I could just barely see through the crack in the door. Arty
held out his hand. It didn’t shake out of terror. Surprisingly, it
was as steady as a rock. Sister Mary Bernice drew up and with
all of her strength and with her temples bulging and with her
bloodshot eyes aflame—frothing at the mouth, the devil incarnate
it seemed—came down from that mountain and burning
bush in such a whoosh with her hell-bent-for-leather strap.
But just then, at that precise moment in time, young Arty
pulled back on his arm. The strap missed Arty’s hand. It was too
late. The momentum and trajectory of the strap lacked the sudden
recourse of Arty’s gnarly hand to curtail the downward thrust of
that blood-worn tool of medieval pain. That strap came down so
fast and so hard and in full force with both a whiplash and a
snap, crackling sound that seemed to crack into eternity as well
as the right thigh of Sister Mary Bernice. Her habit shook wildly,
uncontrollably, and could offer no resistance or restraint from the
Godforsaken blow of the blood-worn strap.
Young Arty could not contain himself. He laughed himself
silly. It was not a nervous laugh, mind you, but a gut-wrenching
guffaw. The rest of us, at least those of us that could see what had
transpired, were in bewildered shock: almost like some spiritual
shock and awe moment. Young Arty had the good sense, even as
a twelve-year-old, to get the hell out of there. Sister Mary
Bernice waned somewhat but she was strong, steadfast, and
remained on her feet, cussing it seemed, hyperventilating, or was
that just spiritual raptur-ed-ness I heard, for she was calling on
God and the Son of God many, many, many times. I didn’t know
it until that particular moment that Jesus had a middle name that
started with the letter “H.”
The rest of us were spared. Good ole Arty. Funny that, but we
didn’t see Arty for a few weeks after that. And why did they call this punishment corporal? Don’t really know. As young impressionable lads, we didn’t have a clue as to what the term corporal punishment meant. That would come later. Yet this was no military school, I can tell you. So in that
vein I always wondered what “Private” punishment would be
like? This was after all somewhat of a private, albeit Catholic,
separate school. Then again perhaps it was best not to press the
issue or go in that direction.
Okay, so why didn’t they call it Lance Corporal Punishment?

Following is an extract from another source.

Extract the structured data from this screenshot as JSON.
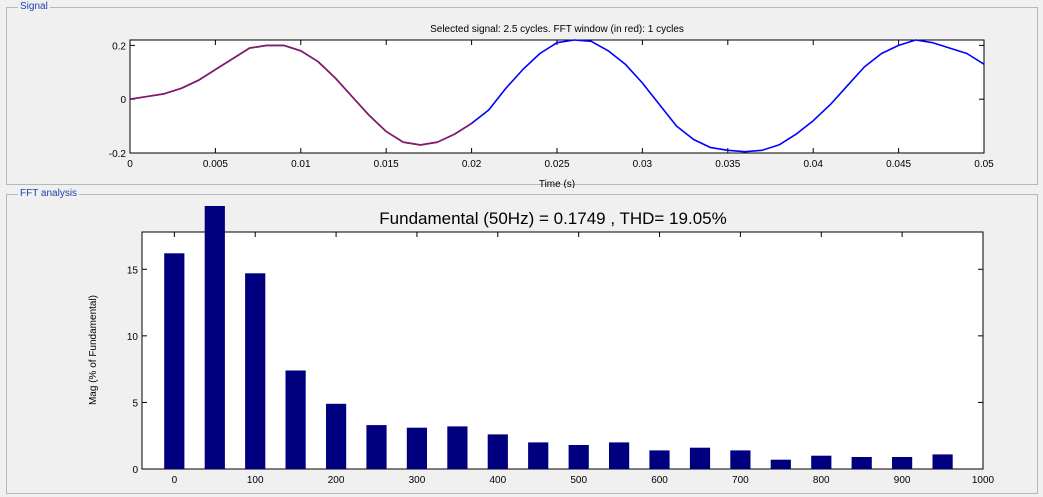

This would be a more appropriate term, for more often than not
the skin on your palms would be slightly lanced with cuts and
scars as the tip of the strap cut into raw and virgin flesh. Blood
splattered everywhere. That strap sure was designed well: with
maximum potentiality for pain built right in with nastiness
threaded through and through into the coarse but smoothly
grained and textured leather. Perhaps it really was blood-worn.
And, I was told, but I don’t know for sure, or by whom, that once
you graduated to a Catholic high school, the Jesuits or Oblates or
Basilians, who ran those schools, had a name for their form of
disciplinary action, which was really code for corporal punishment—
not corporal punishment, or Lance Corporal Punishment
but Major Punishment, major pain. I can’t really believe that.
Must be a Catholic urban myth. We shall see.
Are you sitting comfortably:
Great song, great group. How I miss the British invasion, in stark contrast to the corporate musical crap that is out there now.